Thanks Elena and Sanjay for the review and comments.
- I liked the refactoring comment, and I made those changes. Looks much nicer now. Thanks.
- The code doesn't kick in for 64bit stuff, due to intermediate extends (coincidentally, given your recent patch :) ). That's why I didn't include 64bit in the lit test. I might be worth looking into this later to see if anything can be done.
- I beefed up the lit test, as you suggested, but I generalized it a little, since I'm not a fan of relying too much on register allocation and symbol table layout.
- I have no idea what happened to the lit test to duplicate the code. Sorry about that.
| lib/CodeGen/SelectionDAG/DAGCombiner.cpp | ||
|---|---|---|
| 2221 ↗ | (On Diff #37511) | Will this replace both isConstantSplatVector and isa<Constan...> ? Or just the latter? I had a hard time trying to figure out the differences between the former, and isConstOrConstSplay to see if they can be both replaced. | 
| lib/CodeGen/SelectionDAG/DAGCombiner.cpp | ||
|---|---|---|
| 2221 ↗ | (On Diff #37511) | You should be able to replace both with isConstOrConstSplat calls. In fact I think you could use isConstantIntBuildVectorOrConstantInt instead and match all constants not just those with a splatted value. This would definitely need a vector test case though. | 
Thanks, Simon... Let me work on that, and hopefully that will also answer Sanjay's last question regarding needing a vector version in the lit test, to which I didn't comment on earlier.
Zia.
Thanks for the updates, Zia. Yes, we should have a vector test since this code is designed to handle vectors. Alternatively, you could bail out on vectors in this patch, add a TODO comment for that case, and make vector handling a small follow-on patch.

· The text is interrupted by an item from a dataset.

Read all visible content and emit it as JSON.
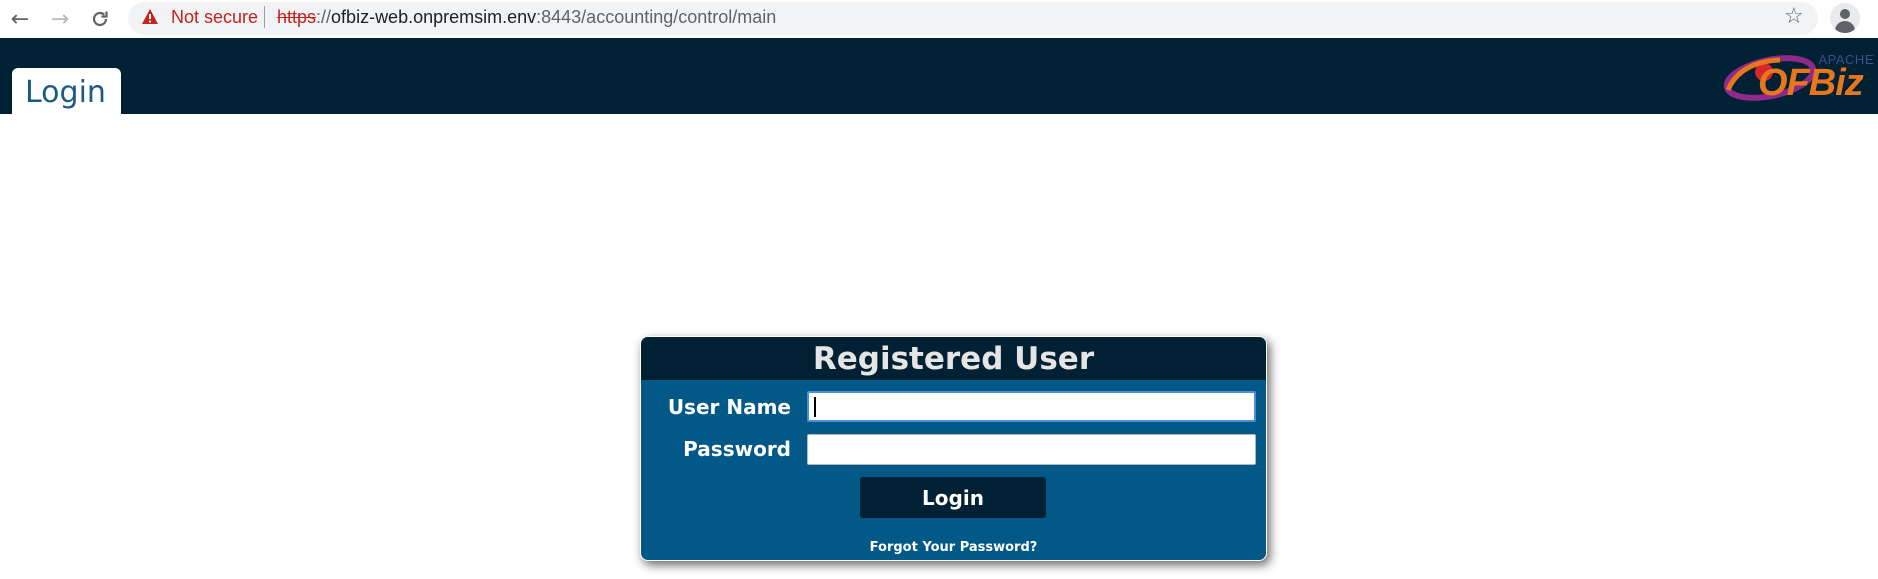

And yes, I'd certainly like to make this work for 64-bit too and see if D13757 will help in that case.
New patch includes changes to use "isConstOrConstSplat" to consolidate the 2 constant checks, as suggested.

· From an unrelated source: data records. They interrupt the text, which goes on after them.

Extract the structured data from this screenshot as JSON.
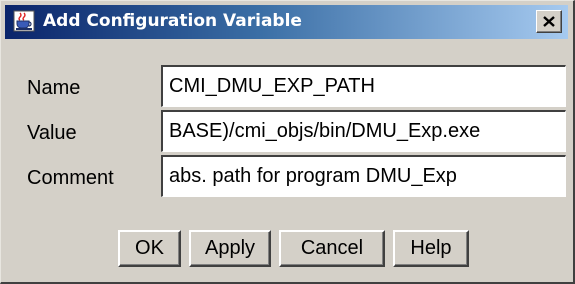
{
  "window": {
    "title": "Add Configuration Variable",
    "icon": "java-cup-icon",
    "close_label": "close-icon"
  },
  "form": {
    "name_label": "Name",
    "name_value": "CMI_DMU_EXP_PATH",
    "value_label": "Value",
    "value_value": "BASE)/cmi_objs/bin/DMU_Exp.exe",
    "comment_label": "Comment",
    "comment_value": "abs. path for program DMU_Exp"
  },
  "buttons": {
    "ok": "OK",
    "apply": "Apply",
    "cancel": "Cancel",
    "help": "Help"
  },
  "colors": {
    "titlebar_start": "#0a246a",
    "titlebar_end": "#a6caf0",
    "dialog_bg": "#d4d0c8"
  }
}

Also, as suggested, I added a test to make sure we catch the vector multiply by constant case. I verified that before this patch we generate 4 pmulduqs, compared to just 2 now (i.e. we eliminate an extra vector multiply after the patch).
Thanks,
Zia.
Before:
movdqa .LCPI1_0, %xmm1 # xmm1 = [11,11,11,11] paddd %xmm0, %xmm1 movdqa .LCPI1_1, %xmm2 # xmm2 = [22,22,22,22] pshufd $245, %xmm1, %xmm3 # xmm3 = xmm1[1,1,3,3] movdqa %xmm1, x pmuludq %xmm2, %xmm1 pshufd $232, %xmm1, %xmm1 # xmm1 = xmm1[0,2,2,3] pmuludq %xmm2, %xmm3 pshufd $232, %xmm3, %xmm3 # xmm3 = xmm3[0,2,2,3] punpckldq %xmm3, %xmm1 # xmm1 = xmm1[0],xmm3[0],xmm1[1],xmm3[1] movdqa %xmm1, v2 pshufd $245, %xmm0, %xmm1 # xmm1 = xmm0[1,1,3,3] pmuludq %xmm2, %xmm0 pshufd $232, %xmm0, %xmm0 # xmm0 = xmm0[0,2,2,3] pmuludq %xmm2, %xmm1 pshufd $232, %xmm1, %xmm1 # xmm1 = xmm1[0,2,2,3] punpckldq %xmm1, %xmm0 # xmm0 = xmm0[0],xmm1[0],xmm0[1],xmm1[1] paddd .LCPI1_2, %xmm0 movdqa %xmm0, v3 retl
After:
movdqa .LCPI1_0, %xmm1 # xmm1 = [11,11,11,11] paddd %xmm0, %xmm1 movdqa .LCPI1_1, %xmm2 # xmm2 = [22,22,22,22] pshufd $245, %xmm0, %xmm3 # xmm3 = xmm0[1,1,3,3] pmuludq %xmm2, %xmm0 pshufd $232, %xmm0, %xmm0 # xmm0 = xmm0[0,2,2,3] pmuludq %xmm2, %xmm3 pshufd $232, %xmm3, %xmm2 # xmm2 = xmm3[0,2,2,3] punpckldq %xmm2, %xmm0 # xmm0 = xmm0[0],xmm2[0],xmm0[1],xmm2[1] movdqa .LCPI1_2, %xmm2 # xmm2 = [242,242,242,242] paddd %xmm0, %xmm2 movdqa %xmm2, v2 paddd .LCPI1_3, %xmm0 movdqa %xmm0, v3 movdqa %xmm1, x retl
Thanks, Zia. Sadly, the scalar case won't fire on x86-64 even after r250560 because of the sexts, but that can be a follow-on patch.
Just a couple of nitpicks, otherwise LGTM.
I think Simon was concerned with the non-splat vector case though, so I'll let him give this another look if that scenario needs a different test case.
| test/CodeGen/X86/combine-multiplies.ll | ||
|---|---|---|
| 92 ↗ | (On Diff #37820) | multiple -> multiply | 
| 119 ↗ | (On Diff #37820) | Would a "-mattr=sse2" on the RUN line constrain this enough? I prefer to specify necessary attributes rather than CPU models as proxies for those attributes. | 
Thanks, Sanjay.
I've incorporated your comments.
Also, apologies to Simon as I seem to have missed the point about "non-splatted" cases. I made the suggested change to use the more general vector constant check (these were never being caught before due to a conservative constant check which I had to change), and I also added another test case to check for the non-splatted cases which verifies the desired elimination of the extra two multiplies.
Thanks, again, and I appreciate your patience with me as I'm slowly learning llvm code and process.
Zia.
The vectors test look fine to me - although please can you give them more descriptive names than 'foo'?